Browsing through Stephanie Key's photo blog, I was startled to find a picture of a young woman in love-heart glasses and lingerie holding a small pink phallus on a stick between her teeth. Why hadn't the Daily Mail fixated on that? Admittedly, no one was topless, but the genitalia imagery was explicit enough, should one want to pick a scandale like a fight or a scab.
But then, unlike the gun-toting, topless Untitled (Poppin Cherries), this lollipop picture wasn't a self-portrait. Key only took the photograph; the open mouth - the orifice dentata - is not hers. Ergo, no news. If Key had posed topless for another photographer, that would be news. But when she photographs models posed provocatively, apparently nobody cares. Her vision as an auteur - her art and its potential meanings, even its potential politics - are not of interest. Only her body.
Does Key care about this? Does she care that right-wing fan boy Cameron Slater has sleazily declared he wouldn't mind having a Key self-portrait on his wall? (Eeew.) Perhaps she does care: her photo blog was removed last Sunday. (For 10 months it attracted no notice!) Then again, perhaps she was pressured to remove it, and doesn't care who enjoys her cheeky sex appeal.
But for whatever reason, gone is the hour-glass Victorian-corseted fetishist eating a banana; the woman in the sexy red apron with dog; the burlesque model in Crazy Horse star pasties; and the teenager posing in a Statue of Liberty crown, balconette bra and stockings reading "ne regardez pas" ("don't look"), with French flags over her nipples, and bruises on her arms.
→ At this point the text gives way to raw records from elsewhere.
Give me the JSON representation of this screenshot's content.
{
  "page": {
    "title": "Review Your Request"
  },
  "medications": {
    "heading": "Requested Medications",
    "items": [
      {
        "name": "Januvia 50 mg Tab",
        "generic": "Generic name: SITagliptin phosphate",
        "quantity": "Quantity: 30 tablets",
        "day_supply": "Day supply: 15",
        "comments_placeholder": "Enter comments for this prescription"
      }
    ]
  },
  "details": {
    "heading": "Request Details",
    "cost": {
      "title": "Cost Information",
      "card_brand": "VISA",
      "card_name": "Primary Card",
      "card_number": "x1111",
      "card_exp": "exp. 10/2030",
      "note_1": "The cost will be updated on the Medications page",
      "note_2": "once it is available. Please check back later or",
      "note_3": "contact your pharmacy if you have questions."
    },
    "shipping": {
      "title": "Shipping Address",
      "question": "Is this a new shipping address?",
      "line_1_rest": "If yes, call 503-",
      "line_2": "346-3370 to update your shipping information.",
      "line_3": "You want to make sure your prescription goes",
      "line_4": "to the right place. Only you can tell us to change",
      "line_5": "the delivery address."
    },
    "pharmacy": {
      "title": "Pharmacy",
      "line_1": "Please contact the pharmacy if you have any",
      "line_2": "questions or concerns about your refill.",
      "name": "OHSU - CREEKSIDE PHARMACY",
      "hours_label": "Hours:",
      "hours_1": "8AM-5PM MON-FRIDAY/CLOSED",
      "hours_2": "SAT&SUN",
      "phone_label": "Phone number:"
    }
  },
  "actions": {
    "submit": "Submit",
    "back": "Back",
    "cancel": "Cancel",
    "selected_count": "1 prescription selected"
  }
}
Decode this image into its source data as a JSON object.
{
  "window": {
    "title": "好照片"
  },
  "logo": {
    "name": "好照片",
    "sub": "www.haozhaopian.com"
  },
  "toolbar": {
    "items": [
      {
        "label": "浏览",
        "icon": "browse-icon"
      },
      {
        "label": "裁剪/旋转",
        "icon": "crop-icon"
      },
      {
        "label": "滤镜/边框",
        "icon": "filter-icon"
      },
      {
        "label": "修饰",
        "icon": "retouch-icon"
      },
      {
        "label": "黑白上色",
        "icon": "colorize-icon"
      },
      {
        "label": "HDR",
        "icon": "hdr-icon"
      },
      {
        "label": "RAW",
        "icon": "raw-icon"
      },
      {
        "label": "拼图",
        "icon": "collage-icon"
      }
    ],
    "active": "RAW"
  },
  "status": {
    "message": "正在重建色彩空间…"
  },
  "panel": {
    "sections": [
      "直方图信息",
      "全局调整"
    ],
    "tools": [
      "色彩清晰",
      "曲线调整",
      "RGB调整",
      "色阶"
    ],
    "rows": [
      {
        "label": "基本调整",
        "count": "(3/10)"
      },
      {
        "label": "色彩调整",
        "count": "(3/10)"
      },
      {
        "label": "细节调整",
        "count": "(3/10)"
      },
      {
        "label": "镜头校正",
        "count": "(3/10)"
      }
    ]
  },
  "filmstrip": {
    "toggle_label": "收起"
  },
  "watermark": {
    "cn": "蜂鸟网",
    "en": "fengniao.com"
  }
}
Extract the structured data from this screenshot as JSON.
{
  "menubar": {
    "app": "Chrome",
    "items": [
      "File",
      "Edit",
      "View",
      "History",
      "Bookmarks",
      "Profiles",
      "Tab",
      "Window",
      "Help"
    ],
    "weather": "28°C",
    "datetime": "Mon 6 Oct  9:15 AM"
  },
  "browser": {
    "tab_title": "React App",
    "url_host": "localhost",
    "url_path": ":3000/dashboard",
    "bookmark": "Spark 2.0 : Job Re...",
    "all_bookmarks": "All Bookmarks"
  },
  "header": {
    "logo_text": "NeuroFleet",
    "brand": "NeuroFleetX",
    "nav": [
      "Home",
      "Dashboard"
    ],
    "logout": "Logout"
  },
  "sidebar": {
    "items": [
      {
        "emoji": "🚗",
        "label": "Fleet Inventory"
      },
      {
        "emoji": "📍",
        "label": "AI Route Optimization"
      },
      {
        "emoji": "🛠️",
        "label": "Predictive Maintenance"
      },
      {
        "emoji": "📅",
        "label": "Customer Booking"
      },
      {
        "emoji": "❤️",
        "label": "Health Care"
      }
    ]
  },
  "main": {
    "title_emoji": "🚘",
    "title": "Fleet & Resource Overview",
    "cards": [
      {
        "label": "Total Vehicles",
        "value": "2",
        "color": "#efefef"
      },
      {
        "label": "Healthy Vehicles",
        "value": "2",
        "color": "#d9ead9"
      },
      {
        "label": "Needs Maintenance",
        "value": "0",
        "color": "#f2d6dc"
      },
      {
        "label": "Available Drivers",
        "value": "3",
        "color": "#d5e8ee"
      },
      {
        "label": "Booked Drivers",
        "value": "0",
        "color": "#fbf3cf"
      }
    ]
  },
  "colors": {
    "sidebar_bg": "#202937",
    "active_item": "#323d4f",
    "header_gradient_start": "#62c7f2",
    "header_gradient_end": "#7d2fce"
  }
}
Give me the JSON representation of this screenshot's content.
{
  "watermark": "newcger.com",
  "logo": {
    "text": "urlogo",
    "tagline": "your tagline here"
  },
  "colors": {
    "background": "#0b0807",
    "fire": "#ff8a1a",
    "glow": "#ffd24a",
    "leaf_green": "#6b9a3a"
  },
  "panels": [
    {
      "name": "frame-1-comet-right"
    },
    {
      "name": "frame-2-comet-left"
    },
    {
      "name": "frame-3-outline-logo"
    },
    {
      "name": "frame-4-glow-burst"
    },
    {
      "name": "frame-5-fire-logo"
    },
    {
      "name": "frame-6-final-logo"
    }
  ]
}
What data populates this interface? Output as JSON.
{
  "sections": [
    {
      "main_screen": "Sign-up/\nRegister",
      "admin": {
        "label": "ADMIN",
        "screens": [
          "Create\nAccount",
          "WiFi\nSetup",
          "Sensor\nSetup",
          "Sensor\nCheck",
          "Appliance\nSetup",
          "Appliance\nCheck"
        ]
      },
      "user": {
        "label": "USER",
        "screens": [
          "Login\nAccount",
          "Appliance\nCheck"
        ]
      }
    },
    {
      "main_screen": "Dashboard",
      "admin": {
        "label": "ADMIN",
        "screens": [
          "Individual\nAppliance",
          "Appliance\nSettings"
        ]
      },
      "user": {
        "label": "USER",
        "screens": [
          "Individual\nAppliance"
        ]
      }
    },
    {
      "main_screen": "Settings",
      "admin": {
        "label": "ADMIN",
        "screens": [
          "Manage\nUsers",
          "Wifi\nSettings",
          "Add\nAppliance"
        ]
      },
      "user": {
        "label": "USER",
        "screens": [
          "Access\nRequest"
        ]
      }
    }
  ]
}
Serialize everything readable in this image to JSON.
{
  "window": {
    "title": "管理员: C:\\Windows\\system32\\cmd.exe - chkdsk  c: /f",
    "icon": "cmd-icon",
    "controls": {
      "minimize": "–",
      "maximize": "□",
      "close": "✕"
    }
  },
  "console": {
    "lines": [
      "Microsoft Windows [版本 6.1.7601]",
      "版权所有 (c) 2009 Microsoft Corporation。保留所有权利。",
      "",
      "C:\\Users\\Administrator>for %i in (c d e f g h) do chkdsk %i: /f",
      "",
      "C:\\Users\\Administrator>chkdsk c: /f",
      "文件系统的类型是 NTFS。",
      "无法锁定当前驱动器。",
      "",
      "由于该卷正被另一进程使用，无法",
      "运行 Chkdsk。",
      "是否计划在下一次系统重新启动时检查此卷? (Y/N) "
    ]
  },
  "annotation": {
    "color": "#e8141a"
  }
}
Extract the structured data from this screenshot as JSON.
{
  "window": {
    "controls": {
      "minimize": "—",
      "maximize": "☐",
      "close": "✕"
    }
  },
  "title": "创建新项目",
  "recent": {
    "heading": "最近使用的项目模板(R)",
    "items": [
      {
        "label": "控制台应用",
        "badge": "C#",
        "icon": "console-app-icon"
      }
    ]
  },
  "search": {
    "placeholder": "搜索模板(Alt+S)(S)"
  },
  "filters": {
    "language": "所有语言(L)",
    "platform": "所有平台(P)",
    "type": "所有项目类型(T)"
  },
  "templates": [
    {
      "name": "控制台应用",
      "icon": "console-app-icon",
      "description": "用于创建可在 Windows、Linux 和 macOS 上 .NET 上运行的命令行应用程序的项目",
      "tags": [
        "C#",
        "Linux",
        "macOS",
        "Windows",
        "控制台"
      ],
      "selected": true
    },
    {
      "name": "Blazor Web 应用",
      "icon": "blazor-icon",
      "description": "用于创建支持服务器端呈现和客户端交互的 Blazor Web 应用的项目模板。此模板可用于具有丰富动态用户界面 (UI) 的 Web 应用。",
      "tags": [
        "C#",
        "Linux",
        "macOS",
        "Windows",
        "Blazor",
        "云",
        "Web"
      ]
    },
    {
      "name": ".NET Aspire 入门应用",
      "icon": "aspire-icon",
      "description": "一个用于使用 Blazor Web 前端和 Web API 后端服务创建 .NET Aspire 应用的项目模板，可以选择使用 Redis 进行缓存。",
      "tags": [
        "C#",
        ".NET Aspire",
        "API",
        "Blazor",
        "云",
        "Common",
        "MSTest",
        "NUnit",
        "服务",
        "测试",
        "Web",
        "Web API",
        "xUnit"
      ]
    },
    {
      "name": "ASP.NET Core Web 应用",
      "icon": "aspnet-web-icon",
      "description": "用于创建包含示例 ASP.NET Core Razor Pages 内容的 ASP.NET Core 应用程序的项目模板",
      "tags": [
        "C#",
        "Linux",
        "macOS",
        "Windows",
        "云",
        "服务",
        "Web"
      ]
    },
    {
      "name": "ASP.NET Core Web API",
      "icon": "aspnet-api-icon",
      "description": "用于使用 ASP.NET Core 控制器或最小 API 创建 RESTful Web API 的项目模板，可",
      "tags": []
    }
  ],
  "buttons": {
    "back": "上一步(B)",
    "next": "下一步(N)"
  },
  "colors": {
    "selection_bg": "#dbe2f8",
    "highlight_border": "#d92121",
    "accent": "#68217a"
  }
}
They're not particularly original (one might say Key is "revisiting archetypes"), but the images of sexuality dressed in glamour, food and international exoticism are full of chutzpah and assured aplomb, surprisingly so for a 20-year-old. Some are pure fashionista; others have a Rolling Stone magazine, Annie Leibowitz, post-Gaga, pre-MTV Miley feel to them. In fashion's best tradition, they are also a deliberate triumph of style over substance. For example, an image of Key clothed in McDonald's is hard to read as a critique of globalisation or the objectification of women when it mirrors a bright image of her clothed in sashimi and a smile, a la nyotaimori, the Japanese practice of using naked women as dining tables. If anything, she is contrasting Western factory food with handcrafted Japanese elegance - food culture is the message, not the metaphor.